Это было какое-то внутреннее стремление поскорее повзрослеть?

Да, и я помню это. Как я ждал, когда вырасту. «Зачем ты ждал?», спрашивается. Иди, бей себе шишки, падай, ломайся и так далее. И все это — про падай и бей шишки — случилось, мне кажется, в 22 года, когда я переехал в Москву. Я включил опять режим ребенка и сказал: «Хочу ошибок, хочу учиться, быть студентом, бояться, хочу неизвестного, в чужой двор». Может, и в 40 снова вспомню.

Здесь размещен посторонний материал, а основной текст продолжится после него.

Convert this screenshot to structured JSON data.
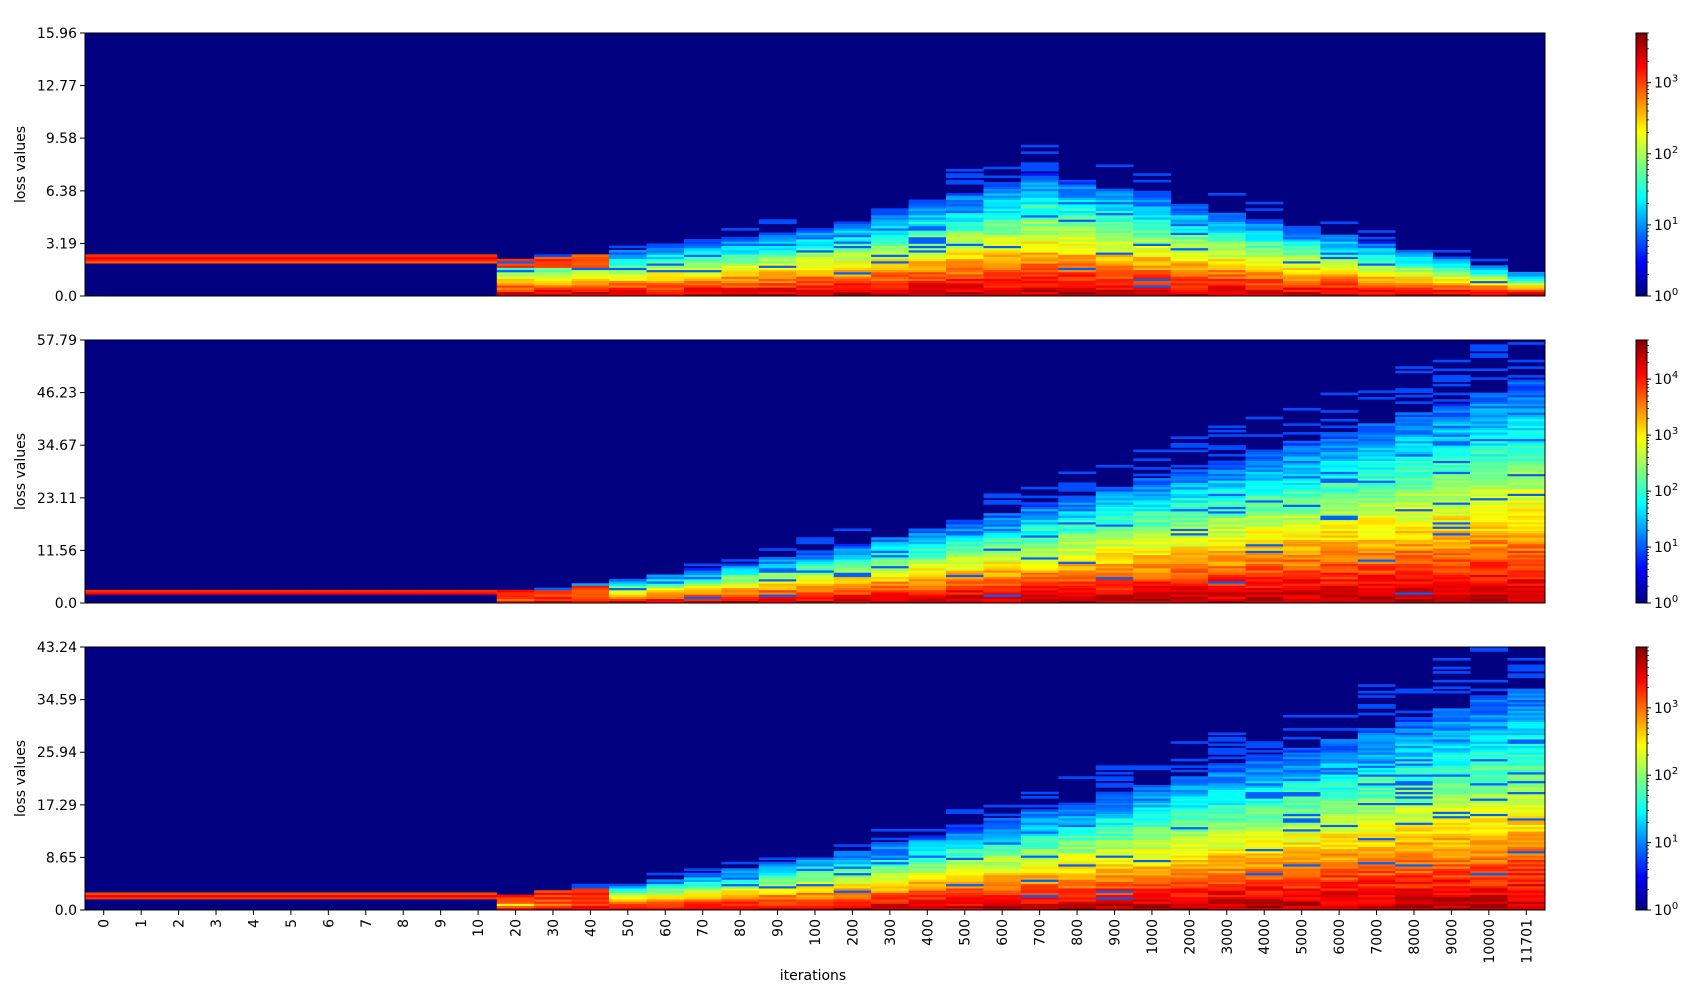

Представь: побуду подростком. (Смеется.) Ты лишаешь себя чего-то в подростковом возрасте, и это сидит у тебя внутри. Да сделай ты и расслабься. Нет, я понял, что на самом деле мы же не взрослеем, желания те же остаются. Петр Наумович говорил, что «я хочу, но мне тело не подчиняется», и это очень точно, мне кажется.

Ты часто вспоминаешь Петра Наумовича?

На репетициях он постоянно с нами. Петр Наумович будто здесь. Поначалу мне было неловко, казалось это странным — произносить: «А Петр Наумович сказал мне». Как будто он вчера здесь был и вчера сказал. Но это так и есть… Вот еще про возраст. Мне сейчас стали часто говорить: «Ты стал серьезнее». А невозможно быть несерьезным. Потому что пошутишь, а никто не поймет твою шутку. И мне говорят: «А где же тот Кабанян, который бегал, прыгал, постоянно всех подзадоривал?» Ты же взрослый, блин, и ведешь себя с ними, как взрослый. Ужасно. Ты не взрослый, а ведешь себя, как взрослый. Это неправильно. Я взрослый, но я такой, почему люди не принимают? Не хотят. Почему нельзя быть проще? Почему нельзя быть адекватными? Потому что у всех эго вот это, знаешь, очень многие люди не понимают, что у них эгоизм настолько зашкаливает. Вот — я, я, я… Да понятно, что ты, я тоже — я, но причем тут я в твоем эгоизме, почему ты мне делаешь плохо сейчас? Естественно, ты единица, желай, ходи, делай, и я тебе помогу, но зачем ты мне делаешь плохо? Я же тебе не делаю плохо, стремясь к своим мечтам и желаниям, их исполнению, ко всему этому. Я отойду в сторону. Знаешь, я сейчас не боюсь кого-то потерять — я не про близких, конечно.

Можно ли в таком случае говорить, что ты стал более бескомпромиссным?

Просто не хочу тратить свое время, мне жалко его. На разборки тратить время? Мы что, в школе что ли, на площадке в семь часов вечера встретимся и разберемся? А оно мне надо? Я и в школе этого не делал. Зачем? Я ценю свое время, у меня куча мечт, на которые я могу потратить его, в конце концов, просто полежать на диване и позаниматься обломовщиной, а не разбираться с кем-то.

Ты как-то сказал о своем переезде в Москву, что тебе просто захотелось в люди, к тем, кого показывают по телевизору…

Придется быть честным. (Смеется.) Если человек говорит: «Я хочу к ним, к звездам», — значит, он тоже хочет стать звездой. Нет, я тебе должен сейчас сказать: «Никогда такого не было, я сразу понимал, что хочу дарить людям энергию со сцены». Но ни о какой энергии я знать не знал, как не знал, что попаду в ГИТИС, что по-настоящему буду актером. Я просто хотел к ним, рядом с ними стоять, в «Голубом огоньке» сниматься и держать хлопушку. Вот это для меня тогда был «вышак». А сегодня это горящие глаза из зала. Ну а то, что меня до сих пор нет в «Голубом огоньке», — это уже их упущение.